Tomás regarda le physicien un long moment et, comme un automate aux batteries soudain rechargées d’énergie, se redressa et se concentra à nouveau sur la page.
— Je ne peux pas, s’exclama-t-il. Il faut que je continue à chercher.
— Que comptez-vous faire alors ?
C’était une bonne question. Puisque les variations autour du nom d’Einstein ne fonctionnaient pas, que faire ?
— Eh bien, pour le moment, mieux vaut peut-être oublier cette seconde ligne. Tomás fit une moue. Voyons plutôt la précédente. Il pointa la première ligne. Elle dit « See sign », c’est-à-dire « regarde le signe ». Il leva les yeux de la feuille et fixa attentivement son interlocuteur. Lorsque vous avez lu le manuscrit, avez-vous remarqué la présence d’un signe particulier ?
Le physicien se pinça les lèvres.
— Pas que je sache, non. Je n’ai rien remarqué.
— Mais alors, quel est ce signe auquel se réfère le cryptogramme ?
Ils restèrent là, à contempler ce « See sign ».
— Cette phrase elle-même ne pourrait-elle pas être un signe ? demanda Luís Rocha.
Tomás leva un sourcil.
— La phrase elle-même serait un signe ?
— Laissez tomber, c’est une idée idiote.
— Non, pas forcément. Il respira profondément. Comment cette phrase pourrait être elle-même un signe ? À moins que ce soit une anagramme.
— Une anagramme ?
— Oui, pourquoi pas ? Voyons voir ce qui se passe si je change l’ordre des lettres. Il reprit sa feuille et testa diverses combinaisons. Relions à présent les consonnes aux voyelles. Les consonnes sont s, g et n , et les voyelles sont e et i . Commençons par le n .
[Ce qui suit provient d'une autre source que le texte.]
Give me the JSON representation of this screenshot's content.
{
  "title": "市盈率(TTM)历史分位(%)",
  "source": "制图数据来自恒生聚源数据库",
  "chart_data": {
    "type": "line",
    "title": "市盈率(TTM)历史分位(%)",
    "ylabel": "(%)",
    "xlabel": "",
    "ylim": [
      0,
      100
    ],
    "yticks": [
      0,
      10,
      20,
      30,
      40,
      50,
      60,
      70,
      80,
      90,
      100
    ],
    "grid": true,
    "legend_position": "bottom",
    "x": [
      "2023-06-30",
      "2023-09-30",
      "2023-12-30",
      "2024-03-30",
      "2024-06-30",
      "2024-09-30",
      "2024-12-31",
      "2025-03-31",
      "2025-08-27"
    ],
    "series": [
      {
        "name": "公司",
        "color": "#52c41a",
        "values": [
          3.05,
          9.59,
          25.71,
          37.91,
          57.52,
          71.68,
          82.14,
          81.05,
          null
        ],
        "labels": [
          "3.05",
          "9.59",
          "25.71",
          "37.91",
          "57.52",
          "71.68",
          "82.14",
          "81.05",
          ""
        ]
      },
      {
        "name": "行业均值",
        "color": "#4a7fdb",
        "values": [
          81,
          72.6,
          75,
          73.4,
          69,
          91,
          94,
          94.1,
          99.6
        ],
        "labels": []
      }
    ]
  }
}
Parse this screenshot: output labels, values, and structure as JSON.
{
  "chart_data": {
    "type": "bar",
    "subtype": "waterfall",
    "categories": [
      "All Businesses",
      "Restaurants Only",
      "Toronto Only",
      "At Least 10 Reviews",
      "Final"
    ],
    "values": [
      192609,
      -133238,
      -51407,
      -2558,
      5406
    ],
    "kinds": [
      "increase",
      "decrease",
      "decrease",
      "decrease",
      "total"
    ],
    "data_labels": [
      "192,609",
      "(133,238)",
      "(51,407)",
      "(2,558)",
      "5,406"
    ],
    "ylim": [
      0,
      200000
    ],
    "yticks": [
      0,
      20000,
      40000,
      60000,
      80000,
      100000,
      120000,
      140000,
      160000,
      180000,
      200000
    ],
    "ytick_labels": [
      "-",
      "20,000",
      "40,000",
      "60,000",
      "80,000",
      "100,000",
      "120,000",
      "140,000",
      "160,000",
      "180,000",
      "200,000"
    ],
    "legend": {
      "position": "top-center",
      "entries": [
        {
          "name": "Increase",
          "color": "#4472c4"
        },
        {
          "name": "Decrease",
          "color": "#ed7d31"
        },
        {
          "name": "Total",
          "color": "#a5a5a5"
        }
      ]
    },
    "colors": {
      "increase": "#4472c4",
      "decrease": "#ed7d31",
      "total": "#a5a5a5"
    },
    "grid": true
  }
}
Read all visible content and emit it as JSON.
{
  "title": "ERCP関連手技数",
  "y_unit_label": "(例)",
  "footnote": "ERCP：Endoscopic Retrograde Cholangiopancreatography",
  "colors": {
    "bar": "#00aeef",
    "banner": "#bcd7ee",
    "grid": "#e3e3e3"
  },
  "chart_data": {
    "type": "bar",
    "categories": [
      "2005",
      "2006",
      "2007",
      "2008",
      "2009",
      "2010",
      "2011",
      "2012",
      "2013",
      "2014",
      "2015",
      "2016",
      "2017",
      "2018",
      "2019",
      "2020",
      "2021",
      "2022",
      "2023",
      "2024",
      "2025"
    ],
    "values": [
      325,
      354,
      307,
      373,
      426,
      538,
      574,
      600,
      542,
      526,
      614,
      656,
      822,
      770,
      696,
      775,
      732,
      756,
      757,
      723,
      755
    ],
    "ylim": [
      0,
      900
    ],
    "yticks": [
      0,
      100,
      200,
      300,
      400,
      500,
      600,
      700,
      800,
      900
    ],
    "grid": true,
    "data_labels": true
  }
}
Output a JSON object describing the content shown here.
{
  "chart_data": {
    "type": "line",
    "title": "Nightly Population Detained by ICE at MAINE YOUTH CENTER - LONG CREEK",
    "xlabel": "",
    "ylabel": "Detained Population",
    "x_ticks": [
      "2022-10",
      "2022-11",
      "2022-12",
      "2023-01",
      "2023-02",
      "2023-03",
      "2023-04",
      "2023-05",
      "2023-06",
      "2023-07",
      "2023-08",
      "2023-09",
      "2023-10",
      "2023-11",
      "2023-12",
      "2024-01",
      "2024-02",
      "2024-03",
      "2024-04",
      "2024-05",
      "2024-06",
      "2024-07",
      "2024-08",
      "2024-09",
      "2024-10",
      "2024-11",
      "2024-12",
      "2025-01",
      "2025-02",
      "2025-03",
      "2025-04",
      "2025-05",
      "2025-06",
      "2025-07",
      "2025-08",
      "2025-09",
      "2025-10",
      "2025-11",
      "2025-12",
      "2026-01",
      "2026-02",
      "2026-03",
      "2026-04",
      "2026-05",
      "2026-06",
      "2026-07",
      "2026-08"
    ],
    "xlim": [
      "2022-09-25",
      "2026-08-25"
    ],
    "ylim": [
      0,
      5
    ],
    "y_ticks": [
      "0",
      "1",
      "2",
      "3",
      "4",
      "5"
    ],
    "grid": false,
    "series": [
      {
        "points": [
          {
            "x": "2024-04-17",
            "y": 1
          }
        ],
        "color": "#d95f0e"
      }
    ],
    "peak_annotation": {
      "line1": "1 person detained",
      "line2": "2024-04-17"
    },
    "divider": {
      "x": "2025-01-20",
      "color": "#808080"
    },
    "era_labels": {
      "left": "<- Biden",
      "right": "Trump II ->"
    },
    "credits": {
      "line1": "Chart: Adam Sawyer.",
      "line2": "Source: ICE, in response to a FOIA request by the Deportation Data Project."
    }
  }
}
Il nota différentes combinaisons en utilisant les lettres incluses dans les mots See sign .
— Non, ça n’a pas de sens, constata le cryptologue. Mieux vaut peut-être commencer par le g .
Il s’arrêta, regarda le résultat, stupéfait, la bouche ouverte comme un poisson, subjugué par le dernier mot. Il resta un long moment sans pouvoir prononcer une parole ni quitter des yeux ce mot inattendu ; puis, comme un somnambule, il parvint à articuler le message caché dans cette anagramme.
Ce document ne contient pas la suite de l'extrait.